Other attempts at athleticism over the years included figure skating, gymnastic lessons and various summer camps: horseback riding, tennis and worst of all, golf.

One summer, overwhelmed by the game’s intensity, I fainted on the seventh hole of a golf course. At a meet years later, I fell off the track halfway through the 800-metre race. That winter, I was the kid who dropped my poles from the chairlift on a school ski trip.

At this point, my dad began to realize he didn’t have an incredibly athletic daughter. While my brother was winning provincial cross-country championships, I was reading books in the stands.

I used to argue about whether the one physical activity I really loved could be labelled as a sport. My dad did his best to pretend that he liked my dance recitals, but the older I got, the better he became at arriving at the last possible minute—and when I think of how many dances were structured around Britney Spears remixes, I don’t blame him. Still, I continue to maintain that dancers are athletes—just look in the Journal’s sports section today.
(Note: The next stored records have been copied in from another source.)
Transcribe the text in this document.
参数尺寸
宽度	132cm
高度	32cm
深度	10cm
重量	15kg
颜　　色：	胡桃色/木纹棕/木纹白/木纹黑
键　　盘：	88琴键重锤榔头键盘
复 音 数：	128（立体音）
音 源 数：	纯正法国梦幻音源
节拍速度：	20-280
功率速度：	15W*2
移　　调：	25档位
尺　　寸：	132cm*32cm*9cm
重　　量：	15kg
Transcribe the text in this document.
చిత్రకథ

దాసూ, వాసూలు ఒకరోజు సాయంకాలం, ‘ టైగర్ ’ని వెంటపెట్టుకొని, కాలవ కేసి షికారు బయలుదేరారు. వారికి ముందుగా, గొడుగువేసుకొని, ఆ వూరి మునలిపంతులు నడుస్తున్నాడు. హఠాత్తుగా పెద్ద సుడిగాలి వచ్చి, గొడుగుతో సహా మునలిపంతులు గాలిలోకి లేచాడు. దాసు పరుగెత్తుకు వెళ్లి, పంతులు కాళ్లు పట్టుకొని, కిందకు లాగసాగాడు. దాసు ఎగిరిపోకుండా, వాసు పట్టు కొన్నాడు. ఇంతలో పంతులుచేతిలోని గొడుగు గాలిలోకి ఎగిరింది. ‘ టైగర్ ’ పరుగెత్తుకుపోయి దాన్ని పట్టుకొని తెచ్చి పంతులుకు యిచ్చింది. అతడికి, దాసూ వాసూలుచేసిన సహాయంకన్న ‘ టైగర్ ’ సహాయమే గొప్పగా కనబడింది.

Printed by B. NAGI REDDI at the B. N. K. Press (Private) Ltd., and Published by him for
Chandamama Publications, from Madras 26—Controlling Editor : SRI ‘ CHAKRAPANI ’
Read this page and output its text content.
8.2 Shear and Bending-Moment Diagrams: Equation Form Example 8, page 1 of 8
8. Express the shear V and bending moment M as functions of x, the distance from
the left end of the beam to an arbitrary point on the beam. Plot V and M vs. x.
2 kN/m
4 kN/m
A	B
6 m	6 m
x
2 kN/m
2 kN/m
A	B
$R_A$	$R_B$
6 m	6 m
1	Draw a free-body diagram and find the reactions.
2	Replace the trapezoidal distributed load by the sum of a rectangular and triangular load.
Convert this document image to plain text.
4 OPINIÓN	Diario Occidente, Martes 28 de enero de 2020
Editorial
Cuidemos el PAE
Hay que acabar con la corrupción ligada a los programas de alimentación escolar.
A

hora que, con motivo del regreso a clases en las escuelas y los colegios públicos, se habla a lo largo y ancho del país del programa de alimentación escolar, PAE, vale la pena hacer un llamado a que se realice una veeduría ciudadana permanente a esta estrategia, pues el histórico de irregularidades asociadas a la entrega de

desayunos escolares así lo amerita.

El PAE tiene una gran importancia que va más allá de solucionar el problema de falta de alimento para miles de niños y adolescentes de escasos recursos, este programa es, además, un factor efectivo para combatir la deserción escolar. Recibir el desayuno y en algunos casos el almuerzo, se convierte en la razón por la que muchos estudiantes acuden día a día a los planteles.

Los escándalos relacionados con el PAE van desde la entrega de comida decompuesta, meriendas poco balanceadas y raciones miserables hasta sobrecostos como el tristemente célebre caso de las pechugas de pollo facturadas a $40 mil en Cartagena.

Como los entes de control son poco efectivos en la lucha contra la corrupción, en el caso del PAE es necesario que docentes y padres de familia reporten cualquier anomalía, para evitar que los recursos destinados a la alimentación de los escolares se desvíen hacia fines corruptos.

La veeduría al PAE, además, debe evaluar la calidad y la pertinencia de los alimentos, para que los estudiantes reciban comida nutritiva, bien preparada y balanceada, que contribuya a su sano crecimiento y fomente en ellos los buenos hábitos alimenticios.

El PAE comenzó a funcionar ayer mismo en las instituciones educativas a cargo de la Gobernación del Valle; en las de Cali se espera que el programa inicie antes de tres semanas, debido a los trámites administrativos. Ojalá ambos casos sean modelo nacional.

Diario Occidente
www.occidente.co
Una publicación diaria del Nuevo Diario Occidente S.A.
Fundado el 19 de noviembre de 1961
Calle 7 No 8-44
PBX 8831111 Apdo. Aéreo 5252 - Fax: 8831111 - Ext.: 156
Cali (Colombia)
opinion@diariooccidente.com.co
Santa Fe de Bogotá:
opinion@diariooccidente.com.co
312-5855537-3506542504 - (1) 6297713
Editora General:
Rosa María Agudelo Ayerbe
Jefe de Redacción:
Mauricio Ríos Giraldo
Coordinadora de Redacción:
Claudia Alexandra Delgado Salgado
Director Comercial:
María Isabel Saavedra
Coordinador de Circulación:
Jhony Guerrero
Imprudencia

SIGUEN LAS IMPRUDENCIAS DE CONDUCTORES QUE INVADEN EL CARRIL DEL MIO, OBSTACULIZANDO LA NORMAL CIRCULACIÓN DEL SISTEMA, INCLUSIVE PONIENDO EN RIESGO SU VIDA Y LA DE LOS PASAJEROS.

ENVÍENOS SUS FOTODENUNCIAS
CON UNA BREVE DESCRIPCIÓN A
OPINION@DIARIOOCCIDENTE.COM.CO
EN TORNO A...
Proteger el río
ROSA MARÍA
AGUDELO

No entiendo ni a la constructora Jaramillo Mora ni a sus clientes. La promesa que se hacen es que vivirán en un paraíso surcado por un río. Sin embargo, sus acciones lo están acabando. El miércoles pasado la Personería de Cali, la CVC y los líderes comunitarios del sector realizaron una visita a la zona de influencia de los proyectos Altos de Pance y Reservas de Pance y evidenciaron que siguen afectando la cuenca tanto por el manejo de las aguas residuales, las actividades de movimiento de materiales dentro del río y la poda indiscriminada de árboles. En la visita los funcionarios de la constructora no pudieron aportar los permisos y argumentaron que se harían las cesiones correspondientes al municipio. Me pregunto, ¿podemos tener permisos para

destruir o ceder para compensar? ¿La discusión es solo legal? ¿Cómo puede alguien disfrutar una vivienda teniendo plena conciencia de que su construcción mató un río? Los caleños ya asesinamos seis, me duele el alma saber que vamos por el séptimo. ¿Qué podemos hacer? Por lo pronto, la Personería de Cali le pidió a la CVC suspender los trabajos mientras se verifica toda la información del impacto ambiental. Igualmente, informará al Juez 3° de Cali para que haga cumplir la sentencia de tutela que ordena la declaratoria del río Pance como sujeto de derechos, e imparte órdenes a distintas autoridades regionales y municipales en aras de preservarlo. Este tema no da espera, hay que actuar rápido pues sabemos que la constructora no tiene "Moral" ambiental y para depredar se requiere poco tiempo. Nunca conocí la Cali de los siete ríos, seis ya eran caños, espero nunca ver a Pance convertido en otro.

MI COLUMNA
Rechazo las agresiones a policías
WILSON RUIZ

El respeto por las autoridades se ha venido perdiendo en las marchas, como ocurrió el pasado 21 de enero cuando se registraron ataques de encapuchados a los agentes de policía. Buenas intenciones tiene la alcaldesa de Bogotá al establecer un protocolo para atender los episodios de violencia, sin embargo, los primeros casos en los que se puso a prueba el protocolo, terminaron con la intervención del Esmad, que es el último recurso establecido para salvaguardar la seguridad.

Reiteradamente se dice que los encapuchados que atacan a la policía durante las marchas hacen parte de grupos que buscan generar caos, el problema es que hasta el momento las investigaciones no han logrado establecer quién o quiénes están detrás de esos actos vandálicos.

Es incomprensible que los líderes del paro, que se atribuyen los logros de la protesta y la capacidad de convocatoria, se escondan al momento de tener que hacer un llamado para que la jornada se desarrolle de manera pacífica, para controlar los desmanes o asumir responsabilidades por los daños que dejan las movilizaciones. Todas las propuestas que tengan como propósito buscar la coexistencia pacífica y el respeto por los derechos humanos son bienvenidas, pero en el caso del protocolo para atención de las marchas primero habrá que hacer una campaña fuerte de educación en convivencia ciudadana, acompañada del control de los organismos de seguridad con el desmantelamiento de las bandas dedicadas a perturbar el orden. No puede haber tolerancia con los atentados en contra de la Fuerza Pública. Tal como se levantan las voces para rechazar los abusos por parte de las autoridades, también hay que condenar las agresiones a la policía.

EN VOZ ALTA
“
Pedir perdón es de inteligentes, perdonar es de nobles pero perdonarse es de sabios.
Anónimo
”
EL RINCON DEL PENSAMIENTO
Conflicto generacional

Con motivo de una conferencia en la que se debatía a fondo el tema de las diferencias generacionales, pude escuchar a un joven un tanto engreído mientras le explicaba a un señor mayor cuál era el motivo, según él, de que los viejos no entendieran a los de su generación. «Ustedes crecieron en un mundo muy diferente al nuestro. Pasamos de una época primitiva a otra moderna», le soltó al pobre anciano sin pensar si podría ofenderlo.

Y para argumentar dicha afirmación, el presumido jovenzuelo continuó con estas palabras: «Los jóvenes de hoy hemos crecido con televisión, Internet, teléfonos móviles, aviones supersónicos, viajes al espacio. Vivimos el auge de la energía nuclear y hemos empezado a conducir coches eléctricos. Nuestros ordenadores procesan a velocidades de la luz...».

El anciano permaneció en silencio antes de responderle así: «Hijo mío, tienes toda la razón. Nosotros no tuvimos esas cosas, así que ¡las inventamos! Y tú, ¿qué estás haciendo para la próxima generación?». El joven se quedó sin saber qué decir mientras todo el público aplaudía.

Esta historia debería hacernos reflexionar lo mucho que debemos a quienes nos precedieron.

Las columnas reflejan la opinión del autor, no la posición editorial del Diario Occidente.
Last week, my dad and I were talking about what Journal positions I’m applying for next year. He suggested I expand my journalistic horizons.

“You should apply to be a sports editor,” he said. I could feel this year’s sports section and those of years past cringing from afar.Maybe, by writing about sports, I’ll finally be able to reach for my dad’s athletic stars, I thought.

But it’s probably best if I just go to a game or two to support those who actually do have talent and perseverance in the athletic realm.

In any case, this signed editorial just shot my chance of getting the job.